The Highway Trust Fund, which has been supported by fuel tax revenues since its inception in 1956, has run chronically short of money in recent years because of higher construction costs and improved vehicle fuel economy. Trucking firms and many other industry groups favor an increase in fuel tax rates, which have remained unchanged since 1993.
House Republicans have ruled that out, and their temporary measure would be funded by revenues from pension accounting changes and increased customs fees, which have received support from both Democrats and Republicans in the past.
The Senate Finance Committee has approved a similar extension, with some different offsets to improve tax compliance. Both versions would also transfer $1 billion in existing money to construction projects from a fund for cleanup of leaking underground fuel storage tanks.
During his visit at the research center, Obama touted work on so-called vehicle-to-vehicle and vehicle-to-infrastructure communication technology to improve navigation.

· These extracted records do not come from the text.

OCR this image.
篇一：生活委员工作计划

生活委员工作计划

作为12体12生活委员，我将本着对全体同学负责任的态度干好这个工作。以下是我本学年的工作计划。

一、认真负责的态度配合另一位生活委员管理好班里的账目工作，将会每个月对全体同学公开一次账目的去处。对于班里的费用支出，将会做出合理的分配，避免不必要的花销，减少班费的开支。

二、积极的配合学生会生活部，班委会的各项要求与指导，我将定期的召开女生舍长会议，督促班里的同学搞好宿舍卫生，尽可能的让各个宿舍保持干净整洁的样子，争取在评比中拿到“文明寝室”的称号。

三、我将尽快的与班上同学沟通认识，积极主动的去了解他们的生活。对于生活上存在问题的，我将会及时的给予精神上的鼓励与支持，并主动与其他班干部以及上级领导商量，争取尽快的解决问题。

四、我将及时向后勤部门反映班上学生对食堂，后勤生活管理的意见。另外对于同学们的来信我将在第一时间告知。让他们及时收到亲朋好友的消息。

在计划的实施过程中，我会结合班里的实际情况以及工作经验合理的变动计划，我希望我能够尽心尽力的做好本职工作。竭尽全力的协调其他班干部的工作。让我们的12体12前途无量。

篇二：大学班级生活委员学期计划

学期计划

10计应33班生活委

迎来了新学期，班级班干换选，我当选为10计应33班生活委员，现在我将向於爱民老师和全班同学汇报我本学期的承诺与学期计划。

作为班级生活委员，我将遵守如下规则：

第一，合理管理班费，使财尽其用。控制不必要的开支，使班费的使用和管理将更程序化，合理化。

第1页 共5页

The technology allows cars, trucks and other vehicles to send real-time information wirelessly, an innovation researchers hope can help reduce accidents and boost fuel efficiency by alleviating traffic.
"As the father of a daughter who just turned 16, any new technology that makes driving safer is important to me," Obama said, referring to his oldest daughter, Malia.
U.S. regulators are already crafting a proposed rule that would require all new vehicles to use the new technology, which could be put in place by early 2017, before Obama leaves office.
The event was meant to showcase efforts to ensure vehicle-to-vehicle communication is safe, pointing to a joint effort between leading carmakers and the University of Michigan Transportation Research Institute.
Ford Motor Co, General Motors Co, Honda Motor Co, Hyundai Motor Co, Daimler AG's Mercedes-Benz Research and Development North America, Inc., Nissan Motor Co, Toyota Motor Corp, and Volkswagen AG are all part of the research effort, according to the White House.